La Corte di Cassazione, con la sentenza 27/03/2019 n° 8461, si è così espressa: “E’ infatti sostenibile il nesso causale tra un comportamento omissivo del medico ed un pregiudizio subito dal paziente in cui un corretto comportamento del dottore avrebbe portato ad evitare il danno verificatosi poi al paziente.
In questo caso il giudice applica la regola della preponderanza dell’evidenza o del più probabile che non al nesso di casualità fra il comportamento del medico e i danni che ha creato al paziente”.
Nello specifico, la donna, dopo una prima ecografia alla mammella effettuata in uno studio privato con diagnosi che escludeva un tumore maligno, a distanza di pochi giorni si era recata presso la Ausl di zona, richiedendo un controllo senologico.
In quell’occasione, il medico confermava la natura “benigna” della patologia, suggerendo alla paziente un ulteriore controllo a distanza di sei mesi.

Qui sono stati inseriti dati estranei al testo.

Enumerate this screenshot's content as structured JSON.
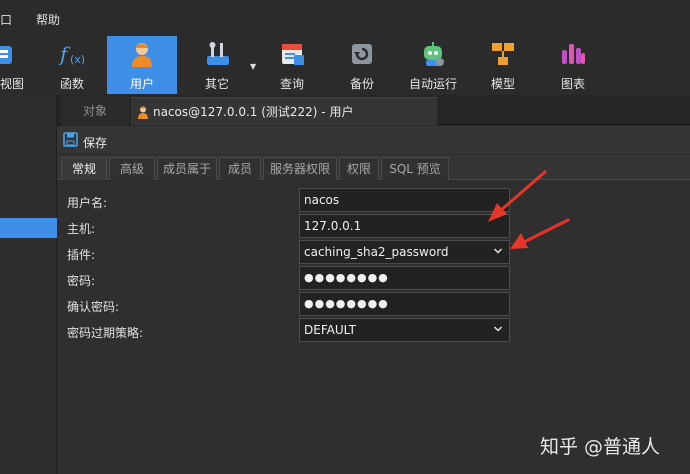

Tale successivo controllo rivelava però la natura maligna ed aggressiva della patologia, con necessaria asportazione radicale della mammella, intervento al quale seguivano cure chemioterapiche invasive e due ulteriori interventi di chirurgia plastica. In corso di causa si assisteva al decesso della signora, pertanto la Corte di Cassazione riconosceva ai famigliari non solo danno per il minor periodo di sopravvivenza dovuto alla ritardata diagnosi, ma altresì per l’evento morte conseguente al comportamento negligente.